Portrait de Bernard Forneron
par Henri Valton
Musée de Troyes
Biographie de Bernard Forneron (1797-1886)
 extraite du site crdp de Reims

Bernard Forneron constitue un cas intéressant de ces " petits recteurs " du XIXe siècle. 
Né le 12 décembre 1797 à Messigny en Côte-d'Or, il est le fils d'un huissier de juge de paix. Il effectue ses études au collège de Gray et au lycée de Dijon. En octobre 1818, il entre à l'École normale supérieure. Licencié ès lettres à la Sorbonne en 1821, il réussit la même année le concours de l'agrégation, figurant parmi vingt lauréats dont Jules Michelet. Il occupe le poste de régent du collège de Troyes au lendemain de son succès, et celui de censeur du collège royal de Douai en 1830. 
Il devient ensuite principal du collège de Troyes en 1831, proviseur du collège de Douai en 1840 et de celui de Rouen en 1843. Il est nommé inspecteur d'académie de Montpellier en 1847, puis de Reims en 1848, avant d'en devenir le recteur en décembre 1849.
À la suite de l'application de la loi du 15 mars 1850, le recteur Forneron conserve le siège de Reims, par décret du 10 août, mais dans un cadre désormais réduit au seul département de la Marne. C'est à lui que revient le mérite d'avoir donné vie et rendu cette académie " florissante ", aux dires de son successeur. Il y reste jusqu'en 1852, avant d'occuper la même fonction en Seine-inférieure. 

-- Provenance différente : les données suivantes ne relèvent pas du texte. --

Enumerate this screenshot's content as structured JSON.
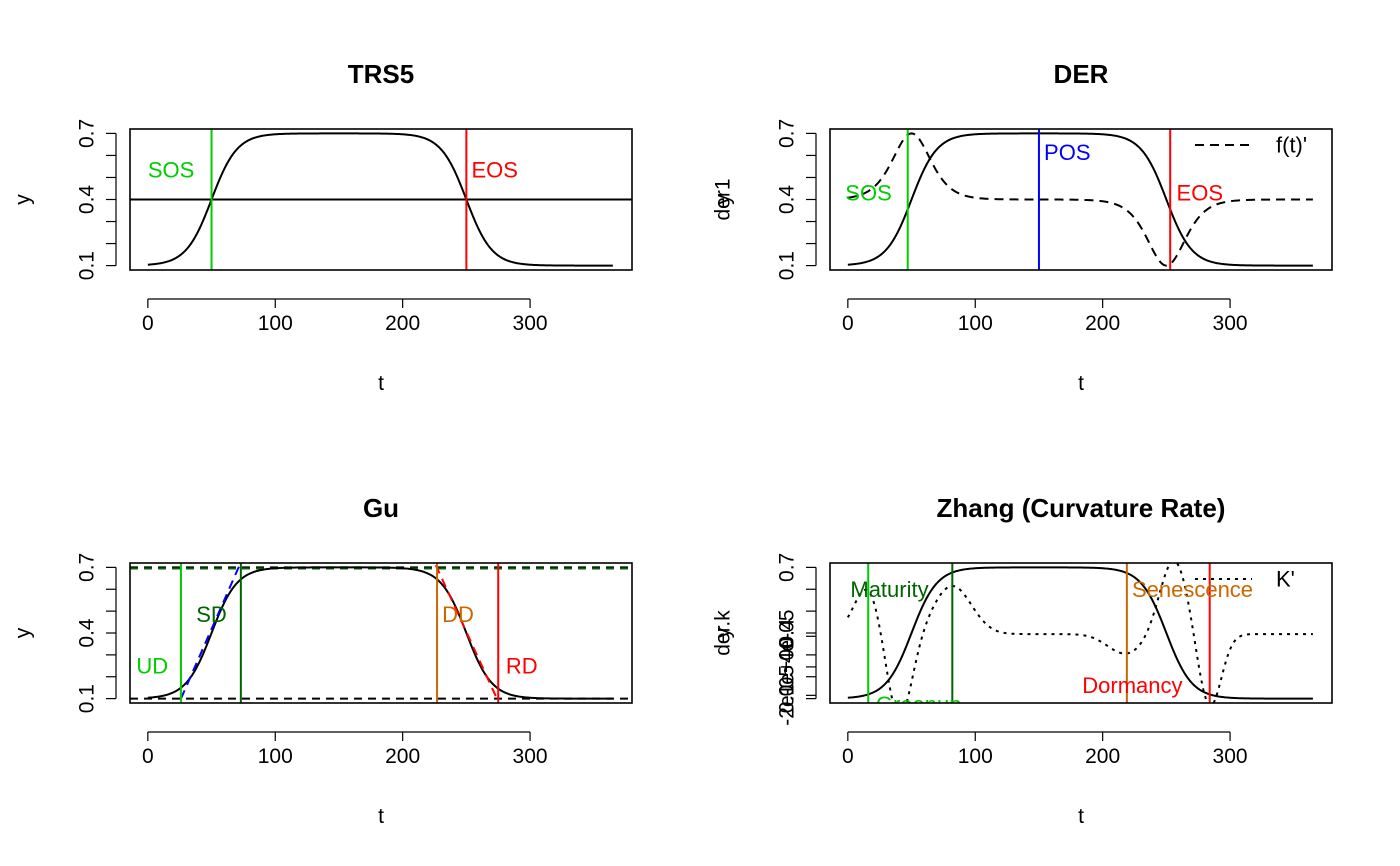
{
  "colors": {
    "green": "#00CD00",
    "darkgreen": "#006400",
    "blue": "#0000FF",
    "orange": "#CD6600",
    "red": "#FF0000",
    "black": "#000000"
  },
  "chart_data": [
    {
      "type": "line",
      "title": "TRS5",
      "xlabel": "t",
      "ylabel": "y",
      "xlim": [
        -14,
        380
      ],
      "ylim": [
        0.08,
        0.72
      ],
      "xticks": [
        "0",
        "100",
        "200",
        "300"
      ],
      "yticks": [
        "0.1",
        "0.4",
        "0.7"
      ],
      "curve": {
        "type": "double-logistic",
        "base": 0.1,
        "amp": 0.6,
        "sos": 50,
        "eos": 250,
        "rate": 0.1,
        "t_range": [
          0,
          365
        ]
      },
      "hlines": [
        {
          "y": 0.4,
          "style": "solid",
          "color": "black"
        }
      ],
      "vlines": [
        {
          "x": 50,
          "color": "green",
          "label": "SOS",
          "label_x": 0,
          "label_y": 0.535
        },
        {
          "x": 250,
          "color": "red",
          "label": "EOS",
          "label_x": 254,
          "label_y": 0.535
        }
      ]
    },
    {
      "type": "line",
      "title": "DER",
      "xlabel": "t",
      "ylabel": "y",
      "ylabel2": "der1",
      "xlim": [
        -14,
        380
      ],
      "ylim": [
        0.08,
        0.72
      ],
      "xticks": [
        "0",
        "100",
        "200",
        "300"
      ],
      "yticks": [
        "0.1",
        "0.4",
        "0.7"
      ],
      "curve": {
        "type": "double-logistic",
        "base": 0.1,
        "amp": 0.6,
        "sos": 50,
        "eos": 250,
        "rate": 0.1,
        "t_range": [
          0,
          365
        ]
      },
      "derivative": {
        "style": "dashed",
        "name": "f(t)'",
        "offset": 0.4,
        "scale": 20
      },
      "legend": {
        "position": "top-right",
        "entries": [
          "f(t)'"
        ]
      },
      "vlines": [
        {
          "x": 47,
          "color": "green",
          "label": "SOS",
          "label_x": -2,
          "label_y": 0.43
        },
        {
          "x": 150,
          "color": "blue",
          "label": "POS",
          "label_x": 154,
          "label_y": 0.615
        },
        {
          "x": 253,
          "color": "red",
          "label": "EOS",
          "label_x": 258,
          "label_y": 0.43
        }
      ]
    },
    {
      "type": "line",
      "title": "Gu",
      "xlabel": "t",
      "ylabel": "y",
      "xlim": [
        -14,
        380
      ],
      "ylim": [
        0.08,
        0.72
      ],
      "xticks": [
        "0",
        "100",
        "200",
        "300"
      ],
      "yticks": [
        "0.1",
        "0.4",
        "0.7"
      ],
      "curve": {
        "type": "double-logistic",
        "base": 0.1,
        "amp": 0.6,
        "sos": 50,
        "eos": 250,
        "rate": 0.1,
        "t_range": [
          0,
          365
        ]
      },
      "hlines": [
        {
          "y": 0.1,
          "style": "dashed",
          "color": "black"
        },
        {
          "y": 0.7,
          "style": "dashed",
          "color": "black"
        },
        {
          "y": 0.695,
          "style": "dashed",
          "color": "darkgreen"
        }
      ],
      "slopes": [
        {
          "x": [
            26,
            72
          ],
          "y": [
            0.1,
            0.71
          ],
          "color": "blue"
        },
        {
          "x": [
            226,
            274
          ],
          "y": [
            0.71,
            0.1
          ],
          "color": "red"
        }
      ],
      "vlines": [
        {
          "x": 26,
          "color": "green",
          "label": "UD",
          "label_x": -9,
          "label_y": 0.25
        },
        {
          "x": 73,
          "color": "darkgreen",
          "label": "SD",
          "label_x": 38,
          "label_y": 0.485
        },
        {
          "x": 227,
          "color": "orange",
          "label": "DD",
          "label_x": 231,
          "label_y": 0.485
        },
        {
          "x": 275,
          "color": "red",
          "label": "RD",
          "label_x": 281,
          "label_y": 0.25
        }
      ]
    },
    {
      "type": "line",
      "title": "Zhang (Curvature Rate)",
      "xlabel": "t",
      "ylabel": "y",
      "ylabel2": "der.k",
      "xlim": [
        -14,
        380
      ],
      "ylim": [
        0.08,
        0.72
      ],
      "xticks": [
        "0",
        "100",
        "200",
        "300"
      ],
      "yticks": [
        "0.1",
        "0.4",
        "0.7"
      ],
      "yticks2": [
        "-2e-05",
        "0e+00",
        "4e-05"
      ],
      "curve": {
        "type": "double-logistic",
        "base": 0.1,
        "amp": 0.6,
        "sos": 50,
        "eos": 250,
        "rate": 0.1,
        "t_range": [
          0,
          365
        ]
      },
      "curvature_rate": {
        "style": "dotted",
        "name": "K'"
      },
      "legend": {
        "position": "top-right",
        "entries": [
          "K'"
        ]
      },
      "vlines": [
        {
          "x": 16,
          "color": "green",
          "label": "Greenup",
          "label_x": 22,
          "label_y": 0.075
        },
        {
          "x": 82,
          "color": "darkgreen",
          "label": "Maturity",
          "label_x": 2,
          "label_y": 0.6
        },
        {
          "x": 219,
          "color": "orange",
          "label": "Senescence",
          "label_x": 223,
          "label_y": 0.6
        },
        {
          "x": 284,
          "color": "red",
          "label": "Dormancy",
          "label_x": 184,
          "label_y": 0.16
        }
      ]
    }
  ]
}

De 1853 à 1865, il dirige à Paris, en tant que proviseur, successivement le lycée Louis-le-Grand puis le lycée impérial Bonaparte (actuel lycée Condorcet). Il prend sa retraite en 1865, à l'âge de 68 ans, et décède en 1886. Administrateur, il est aussi l'auteur de deux ouvrages : un Guide des instituteurs ou principes de pédagogie paru en 1852 et un Petit traité des études classiques élémentaires publié en 1863. 
 
Complément généalogique

Bernard Forneron et le peintre Henri Valton étaient beaux-frères, ils avaient épousé deux filles de Léopold Passadore, capitaine en retraite, ancien  commandant de la garde départementale, le premier  a épousé le 17 septembre 1827 à Saint Marin ès vignes Edmée Elisa née à Troyes en  1809, le second  sa soeur Anna  née en 1812 à Troyes, le 8 novembre 1830.
La famille Valton comportera une lignée d'ingénieurs des écoles Centrale, des Mines et Polytechnique.